Нонна дернула плечом:

– У нас тут тоже как Вы-интеллигентная женщина, приходит к сыну и алкоголь ему таскает. Он уже несколько раз напивался. Срок лечения сыну продлевает, чтобы подольше домой не возвращался, не бил ее.

Мама пораженно застыла. Да и я немного опешил. Интересно как люди живут, оказывается!

– Ну, хорошо, тогда извините, что … – мама не могла подобрать слова, – что…

– Да ничего,– Нонна немного смягчилась и зевнула, прикрывшись ладонью с длинными пунцовыми ногтями.
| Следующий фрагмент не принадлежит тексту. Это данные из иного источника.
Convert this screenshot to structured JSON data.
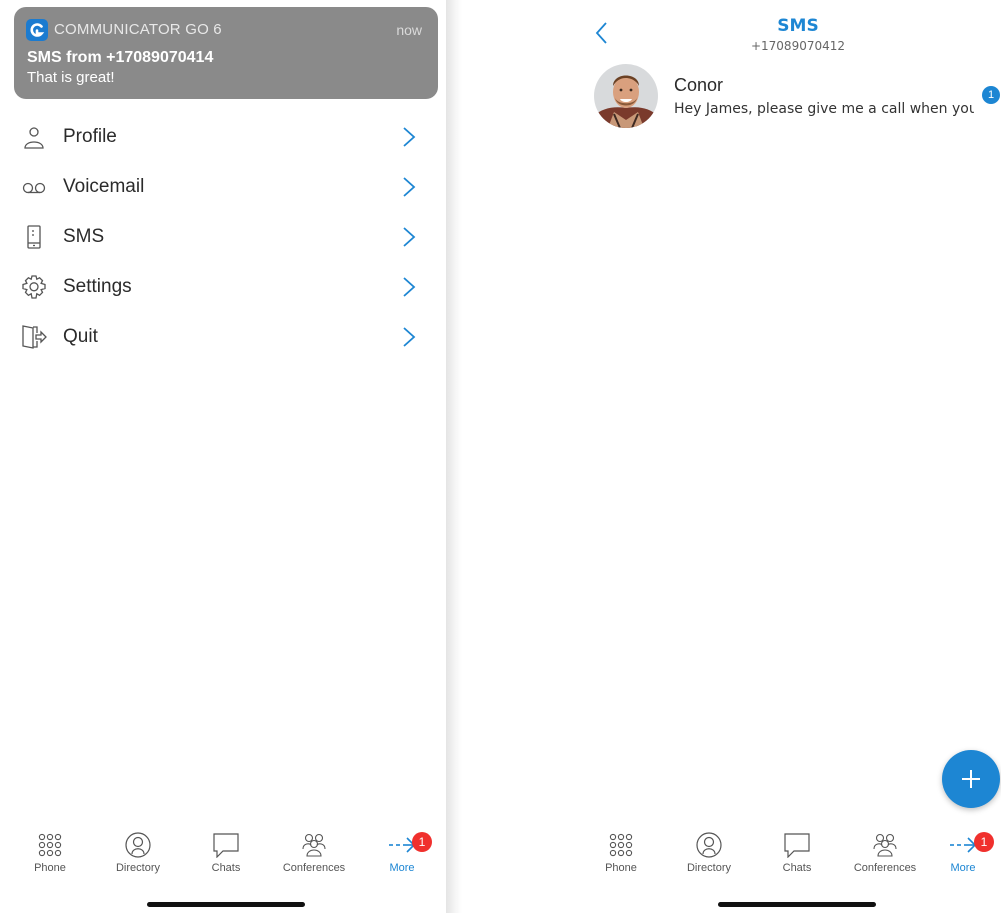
{
  "notification": {
    "app_name": "COMMUNICATOR GO 6",
    "time": "now",
    "title": "SMS from +17089070414",
    "body": "That is great!"
  },
  "menu": {
    "items": [
      {
        "label": "Profile",
        "icon": "person-icon"
      },
      {
        "label": "Voicemail",
        "icon": "voicemail-icon"
      },
      {
        "label": "SMS",
        "icon": "phone-device-icon"
      },
      {
        "label": "Settings",
        "icon": "gear-icon"
      },
      {
        "label": "Quit",
        "icon": "exit-icon"
      }
    ]
  },
  "tabbar": {
    "tabs": [
      {
        "label": "Phone",
        "icon": "keypad-icon"
      },
      {
        "label": "Directory",
        "icon": "contact-icon"
      },
      {
        "label": "Chats",
        "icon": "chat-bubble-icon"
      },
      {
        "label": "Conferences",
        "icon": "group-icon"
      },
      {
        "label": "More",
        "icon": "more-arrow-icon",
        "badge": "1",
        "active": true
      }
    ]
  },
  "sms": {
    "title": "SMS",
    "number": "+17089070412",
    "conversations": [
      {
        "name": "Conor",
        "preview": "Hey James, please give me a call when you ar...",
        "unread": "1"
      }
    ],
    "compose_icon": "plus-icon"
  },
  "colors": {
    "accent": "#1d86d3",
    "badge_red": "#f0302d",
    "notification_bg": "#8a8a8a"
  }
}
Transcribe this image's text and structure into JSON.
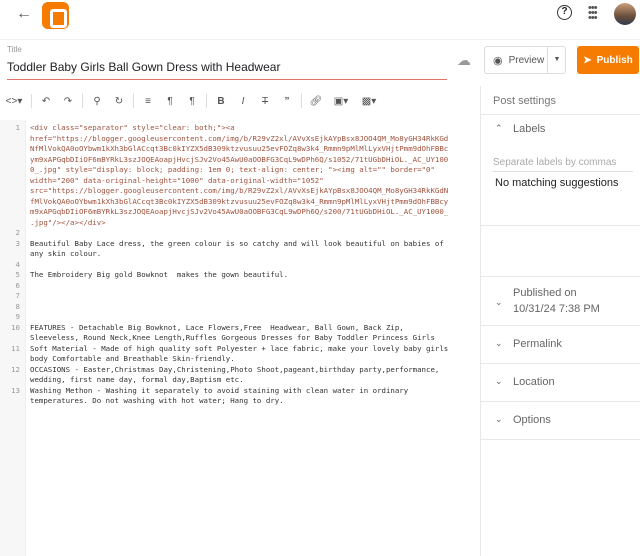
{
  "header": {
    "title_label": "Title",
    "title": "Toddler Baby Girls Ball Gown Dress with Headwear",
    "preview": "Preview",
    "publish": "Publish"
  },
  "toolbar": {
    "items": [
      "code-view",
      "undo",
      "redo",
      "search",
      "replace",
      "format",
      "ltr",
      "rtl",
      "bold",
      "italic",
      "strikethrough",
      "quote",
      "link",
      "image",
      "video"
    ]
  },
  "code_lines": [
    {
      "n": "1",
      "t": "<div class=\"separator\" style=\"clear: both;\"><a",
      "h": 1
    },
    {
      "n": "",
      "t": "href=\"https://blogger.googleusercontent.com/img/b/R29vZ2xl/AVvXsEjkAYpBsx8JOO4QM_Mo8yGH34RkKGd",
      "h": 1
    },
    {
      "n": "",
      "t": "NfMlVokQA0oOYbwm1kXh3bGlACcqt3Bc0kIYZX5dB309ktzvusuu25evFOZq8w3k4_Rmmn9pMlMlLyxVHjtPmm9dOhFBBc",
      "h": 1
    },
    {
      "n": "",
      "t": "ym9xAPGqbDIiOF6mBYRkL3szJOQEAoapjHvcjSJv2Vo45AwU0aOOBFG3CqL9wDPh6Q/s1052/71tUGbDHiOL._AC_UY100",
      "h": 1
    },
    {
      "n": "",
      "t": "0_.jpg\" style=\"display: block; padding: 1em 0; text-align: center; \"><img alt=\"\" border=\"0\"",
      "h": 1
    },
    {
      "n": "",
      "t": "width=\"200\" data-original-height=\"1000\" data-original-width=\"1052\"",
      "h": 1
    },
    {
      "n": "",
      "t": "src=\"https://blogger.googleusercontent.com/img/b/R29vZ2xl/AVvXsEjkAYpBsx8JOO4QM_Mo8yGH34RkKGdN",
      "h": 1
    },
    {
      "n": "",
      "t": "fMlVokQA0oOYbwm1kXh3bGlACcqt3Bc0kIYZX5dB309ktzvusuu25evFOZq8w3k4_Rmmn9pMlMlLyxVHjtPmm9dOhFBBcy",
      "h": 1
    },
    {
      "n": "",
      "t": "m9xAPGqbDIiOF6mBYRkL3szJOQEAoapjHvcjSJv2Vo45AwU0aOOBFG3CqL9wDPh6Q/s200/71tUGbDHiOL._AC_UY1000_",
      "h": 1
    },
    {
      "n": "",
      "t": ".jpg\"/></a></div>",
      "h": 1
    },
    {
      "n": "2",
      "t": ""
    },
    {
      "n": "3",
      "t": "Beautiful Baby Lace dress, the green colour is so catchy and will look beautiful on babies of"
    },
    {
      "n": "",
      "t": "any skin colour."
    },
    {
      "n": "4",
      "t": ""
    },
    {
      "n": "5",
      "t": "The Embroidery Big gold Bowknot  makes the gown beautiful."
    },
    {
      "n": "6",
      "t": ""
    },
    {
      "n": "7",
      "t": ""
    },
    {
      "n": "8",
      "t": ""
    },
    {
      "n": "9",
      "t": ""
    },
    {
      "n": "10",
      "t": "FEATURES - Detachable Big Bowknot, Lace Flowers,Free  Headwear, Ball Gown, Back Zip,"
    },
    {
      "n": "",
      "t": "Sleeveless, Round Neck,Knee Length,Ruffles Gorgeous Dresses for Baby Toddler Princess Girls"
    },
    {
      "n": "11",
      "t": "Soft Material - Made of high quality soft Polyester + lace fabric, make your lovely baby girls"
    },
    {
      "n": "",
      "t": "body Comfortable and Breathable Skin-friendly."
    },
    {
      "n": "12",
      "t": "OCCASIONS - Easter,Christmas Day,Christening,Photo Shoot,pageant,birthday party,performance,"
    },
    {
      "n": "",
      "t": "wedding, first name day, formal day,Baptism etc."
    },
    {
      "n": "13",
      "t": "Washing Methon - Washing it separately to avoid staining with clean water in ordinary"
    },
    {
      "n": "",
      "t": "temperatures. Do not washing with hot water; Hang to dry."
    }
  ],
  "sidebar": {
    "title": "Post settings",
    "labels": "Labels",
    "labels_placeholder": "Separate labels by commas",
    "no_match": "No matching suggestions",
    "published_on": "Published on",
    "published_date": "10/31/24 7:38 PM",
    "permalink": "Permalink",
    "location": "Location",
    "options": "Options"
  },
  "colors": {
    "accent": "#f57c00",
    "code_tag": "#a0523d"
  }
}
Мы с мамой снова принялись разглядывать друг друга.

– Мама, тут все как в детском садике,– догадался я, наконец, успокоить маму,– все по часам: подъем, завтрак, процедуры, обед, тихий час, ужин, процедуры, отбой.
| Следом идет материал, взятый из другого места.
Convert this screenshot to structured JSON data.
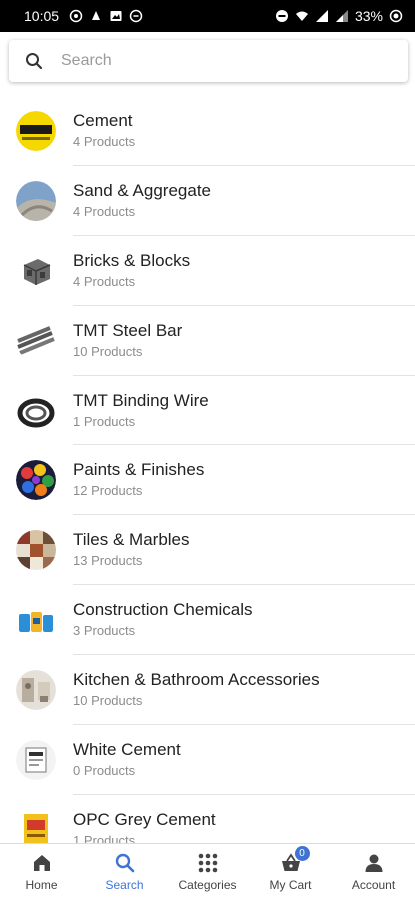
{
  "status_bar": {
    "time": "10:05",
    "battery": "33%"
  },
  "search": {
    "placeholder": "Search"
  },
  "categories": [
    {
      "name": "Cement",
      "count": "4 Products",
      "icon": "cement-brand-icon"
    },
    {
      "name": "Sand & Aggregate",
      "count": "4 Products",
      "icon": "sand-icon"
    },
    {
      "name": "Bricks & Blocks",
      "count": "4 Products",
      "icon": "brick-block-icon"
    },
    {
      "name": "TMT Steel Bar",
      "count": "10 Products",
      "icon": "steel-bar-icon"
    },
    {
      "name": "TMT Binding Wire",
      "count": "1 Products",
      "icon": "wire-coil-icon"
    },
    {
      "name": "Paints & Finishes",
      "count": "12 Products",
      "icon": "paint-cans-icon"
    },
    {
      "name": "Tiles & Marbles",
      "count": "13 Products",
      "icon": "tiles-icon"
    },
    {
      "name": "Construction Chemicals",
      "count": "3 Products",
      "icon": "chemicals-icon"
    },
    {
      "name": "Kitchen & Bathroom Accessories",
      "count": "10 Products",
      "icon": "kitchen-bath-icon"
    },
    {
      "name": "White Cement",
      "count": "0 Products",
      "icon": "white-cement-icon"
    },
    {
      "name": "OPC Grey Cement",
      "count": "1 Products",
      "icon": "grey-cement-icon"
    }
  ],
  "nav": {
    "home": "Home",
    "search": "Search",
    "categories": "Categories",
    "cart": "My Cart",
    "cart_badge": "0",
    "account": "Account"
  },
  "colors": {
    "accent": "#3f74d4",
    "status_bar": "#000000",
    "divider": "#e3e3e3"
  }
}
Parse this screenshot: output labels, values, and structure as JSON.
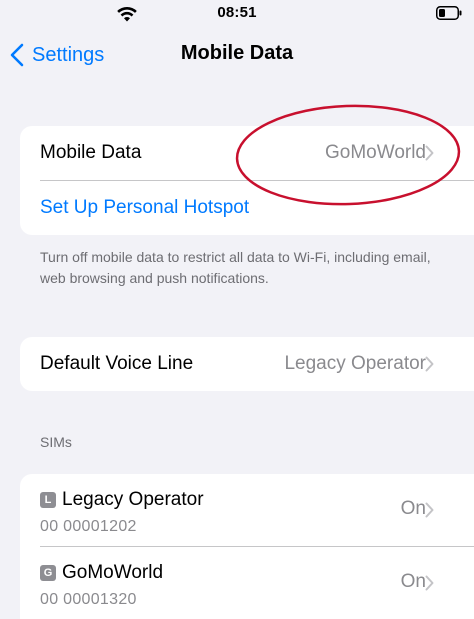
{
  "status_bar": {
    "time": "08:51",
    "wifi_icon": "wifi-icon",
    "battery_icon": "battery-icon"
  },
  "nav": {
    "back_label": "Settings",
    "title": "Mobile Data"
  },
  "mobile_data_group": {
    "mobile_data_label": "Mobile Data",
    "mobile_data_value": "GoMoWorld",
    "hotspot_label": "Set Up Personal Hotspot"
  },
  "footnote": "Turn off mobile data to restrict all data to Wi-Fi, including email, web browsing and push notifications.",
  "voice_group": {
    "label": "Default Voice Line",
    "value": "Legacy Operator"
  },
  "sims": {
    "header": "SIMs",
    "items": [
      {
        "badge": "L",
        "name": "Legacy Operator",
        "number": "00 00001202",
        "status": "On"
      },
      {
        "badge": "G",
        "name": "GoMoWorld",
        "number": "00 00001320",
        "status": "On"
      }
    ]
  },
  "colors": {
    "accent": "#007aff",
    "annotation": "#c8102e",
    "background": "#f2f2f7"
  }
}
– Еще прогулка, когда погода позволяет,– включилась в успокаивание мамы и Нонна.

Мама благодарно глянула на нее.

– Кормят хорошо, только майонез привези.

– Майонез нельзя.– отрезала Нонна.

Я уставился на нее:

– А как же за завтраком…– я осекся, поняв что запрещенный майонез был у больных нелегально.

– Значит, отберем у всех майонез.– заключила Нонна.

Мама спохватилась:

– Не надо ни у кого отбирать, а-а-а как Вас по имени-отчеству?

– Нонна Алексеевна,– представилась та.

Ага, все-таки Нонна, значит.

– Нонна Алексеевна, Вы, пожалуйста не отбирайте ни у кого майонез, – просила мама,– ну, это же не наркотик, или тут ваши больные что-то из него?..

– СЭС не позволяет,– ровным голосом пояснила Нонна,– Санитарно-Эпидемиологическая Служба! Список разрешенных продуктов для передач висит вон там,– указала она на стену за мной.

Потом подумала и закончила неожиданным:

– Да привозите, только в тетрадку его заносить не будем.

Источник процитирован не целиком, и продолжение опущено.